Варфоломеевская ночь

В те три часа 18 августа, которые отделяли окончание мессы от свадебного пира, состоялось заседание Королевского совета. Екатерина Медичи заметила в своем сыне большие перемены: Карл IX держался уверенно, без малейших признаков своей детской робости. Королеву-мать охватило чувство горечи и ревности. Вся ее ярость была обращена против адмирала Колиньи, который внезапно представился ей могильщиком королевства и дома Валуа. В совете королева-мать высказалась против намечавшейся войны: Испанию Франция, полагала она, в одиночку не одолеет, а на Елизавету Английскую всецело полагаться нельзя. Опираясь на поддержку адмирала, Карл IX возразил ей. Екатерина была вне себя от гнева и обиды, но сдержалась. Колиньи еще раз, хладнокровно и рассудительно, начал защищать свою точку зрения, согласно которой, если его единоверцам-гугенотам не дать отвлекающую цель в виде войны с внешним врагом, то он не сможет поручиться за их миролюбие. При этом он добавил, что и вожди католиков думают точно так же. Он был уверен в поддержке со стороны короля, однако того перед лицом разгневанной матери внезапно охватил детский страх, и он высказался против войны, которую сам же и затеял. Тогда Колиньи высокопарно заявил: «Мадам, если король не вступит в эту войну, то дай бог, чтобы не разгорелась другая война, от которой ему, вероятно, будет не так-то легко отказаться».

Эти дерзкие слова послужили причиной одной из самых жестоких в истории драм.

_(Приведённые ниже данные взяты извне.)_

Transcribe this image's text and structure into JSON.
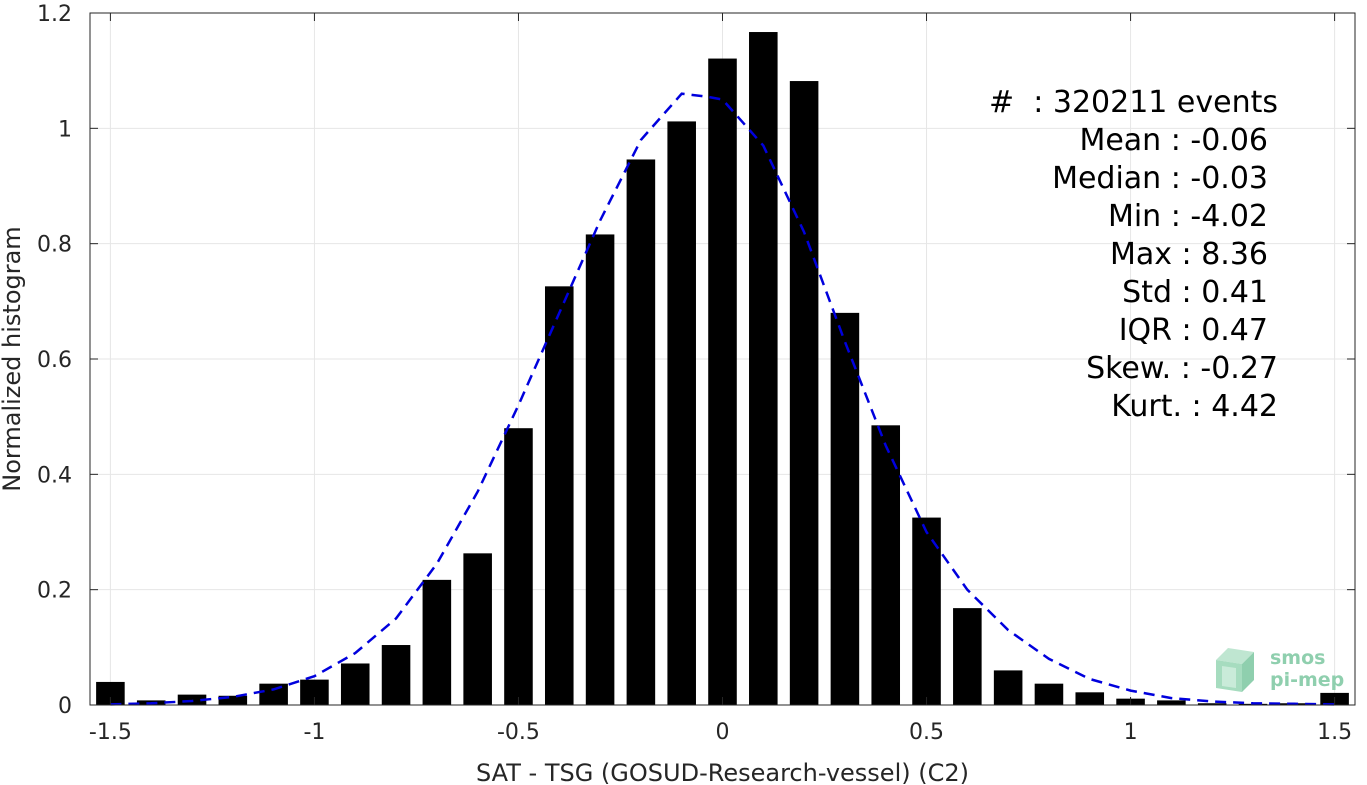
{
  "chart_data": {
    "type": "bar",
    "xlabel": "SAT - TSG (GOSUD-Research-vessel) (C2)",
    "ylabel": "Normalized histogram",
    "xlim": [
      -1.55,
      1.55
    ],
    "ylim": [
      0,
      1.2
    ],
    "x_ticks": [
      -1.5,
      -1,
      -0.5,
      0,
      0.5,
      1,
      1.5
    ],
    "x_tick_labels": [
      "-1.5",
      "-1",
      "-0.5",
      "0",
      "0.5",
      "1",
      "1.5"
    ],
    "y_ticks": [
      0,
      0.2,
      0.4,
      0.6,
      0.8,
      1,
      1.2
    ],
    "y_tick_labels": [
      "0",
      "0.2",
      "0.4",
      "0.6",
      "0.8",
      "1",
      "1.2"
    ],
    "grid": true,
    "bins": {
      "name": "histogram",
      "color": "#000000",
      "x": [
        -1.5,
        -1.4,
        -1.3,
        -1.2,
        -1.1,
        -1.0,
        -0.9,
        -0.8,
        -0.7,
        -0.6,
        -0.5,
        -0.4,
        -0.3,
        -0.2,
        -0.1,
        0.0,
        0.1,
        0.2,
        0.3,
        0.4,
        0.5,
        0.6,
        0.7,
        0.8,
        0.9,
        1.0,
        1.1,
        1.2,
        1.3,
        1.4,
        1.5
      ],
      "values": [
        0.04,
        0.008,
        0.018,
        0.016,
        0.037,
        0.044,
        0.072,
        0.104,
        0.217,
        0.263,
        0.48,
        0.726,
        0.816,
        0.946,
        1.012,
        1.121,
        1.167,
        1.082,
        0.68,
        0.485,
        0.325,
        0.168,
        0.06,
        0.037,
        0.022,
        0.011,
        0.008,
        0.003,
        0.002,
        0.003,
        0.021
      ]
    },
    "fit_curve": {
      "name": "gaussian-fit",
      "style": "dashed",
      "color": "#0000dd",
      "x": [
        -1.5,
        -1.4,
        -1.3,
        -1.2,
        -1.1,
        -1.0,
        -0.9,
        -0.8,
        -0.7,
        -0.6,
        -0.5,
        -0.4,
        -0.3,
        -0.2,
        -0.1,
        -0.04,
        0.0,
        0.1,
        0.2,
        0.3,
        0.4,
        0.5,
        0.6,
        0.7,
        0.8,
        0.9,
        1.0,
        1.1,
        1.2,
        1.3,
        1.4,
        1.5
      ],
      "y": [
        0.001,
        0.003,
        0.007,
        0.014,
        0.027,
        0.05,
        0.09,
        0.15,
        0.245,
        0.37,
        0.52,
        0.68,
        0.84,
        0.98,
        1.06,
        1.055,
        1.05,
        0.97,
        0.82,
        0.63,
        0.45,
        0.3,
        0.2,
        0.13,
        0.08,
        0.045,
        0.025,
        0.012,
        0.006,
        0.003,
        0.002,
        0.001
      ]
    }
  },
  "stats": [
    "#  : 320211 events",
    "Mean : -0.06",
    "Median : -0.03",
    "Min : -4.02",
    "Max : 8.36",
    "Std : 0.41",
    "IQR : 0.47",
    "Skew. : -0.27",
    "Kurt. : 4.42"
  ],
  "logo": {
    "line1": "smos",
    "line2": "pi-mep",
    "color": "#8fcfae"
  }
}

Тем же вечером, совещаясь в узком кругу, без присутствия Колиньи, королева-мать так резюмировала свою точку зрения: если уж выбирать между внешней войной и войной гражданской, то она свой выбор сделала: пусть лучше будет гражданская война. По согласованию с герцогом Анжуйским и герцогом де Гизом, желавшим отомстить за гибель своего отца, решили найти наемного убийцу, чтобы ликвидировать адмирала Колиньи. В этой атмосфере готовящегося убийства и начался четвертый день свадебных празднеств, программа которого была специально составлена таким образом, чтобы унизить протестантов.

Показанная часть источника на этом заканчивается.